Yes, justice costs money
Last week, two potential jurors in the Nicholas Sheley murder trial got in trouble with the judge.
During jury selection, officials said, both men admitted to commenting in front of other potential jurors that it was a waste of time and taxpayer money to try Sheley when he's already been convicted in another murder.
The judge reprimanded the men. He feared they could have biased other potential jurors.
"I think you both understand the situation you've created," Judge F. Michael Meersman told them. "If you don't, you're dumber than I thought."
The two men weren't the only ones who have expressed that opinion. Months ago, I heard a Whiteside County Board member say the same thing at a committee meeting.
County Board members are seeing mounting costs because of bills associated with the Sheley cases.
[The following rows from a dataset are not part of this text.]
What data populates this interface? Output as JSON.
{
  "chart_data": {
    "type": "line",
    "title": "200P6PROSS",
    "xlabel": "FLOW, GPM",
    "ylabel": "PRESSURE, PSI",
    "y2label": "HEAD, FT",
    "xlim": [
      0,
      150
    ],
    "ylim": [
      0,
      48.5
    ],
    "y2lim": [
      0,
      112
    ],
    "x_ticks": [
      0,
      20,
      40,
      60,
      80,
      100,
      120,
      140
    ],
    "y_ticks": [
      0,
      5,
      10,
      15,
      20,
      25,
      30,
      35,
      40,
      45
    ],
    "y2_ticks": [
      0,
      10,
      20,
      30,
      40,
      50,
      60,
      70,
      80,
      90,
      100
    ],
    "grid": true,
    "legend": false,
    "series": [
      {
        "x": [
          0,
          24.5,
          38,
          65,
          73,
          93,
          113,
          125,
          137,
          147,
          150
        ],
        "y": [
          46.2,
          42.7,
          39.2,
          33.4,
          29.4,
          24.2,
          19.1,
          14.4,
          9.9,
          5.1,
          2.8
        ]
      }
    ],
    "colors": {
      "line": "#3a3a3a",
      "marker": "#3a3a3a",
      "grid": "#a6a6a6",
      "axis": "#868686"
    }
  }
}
One member wondered why the county even needed a trial because Sheley is already serving life in prison without parole for the murder of a 65-year-old Galesburg man. Besides that man, Sheley is accused in seven other deaths.
Could you imagine if our country dropped murder charges against those who are serving life in prison?
Victims' families and friends deserve seeing justice served. Let's assume Sheley weren't guilty of the other murders. If the state decided against holding trials, then the real perpetrator would remain at large.
Of course, no one likes to see mounds of money going toward the Sheley cases. But one of government's core functions is justice. It's part of that compact called the Constitution, which grants defendants certain rights.
Sure, it costs money, but would you want it any other way?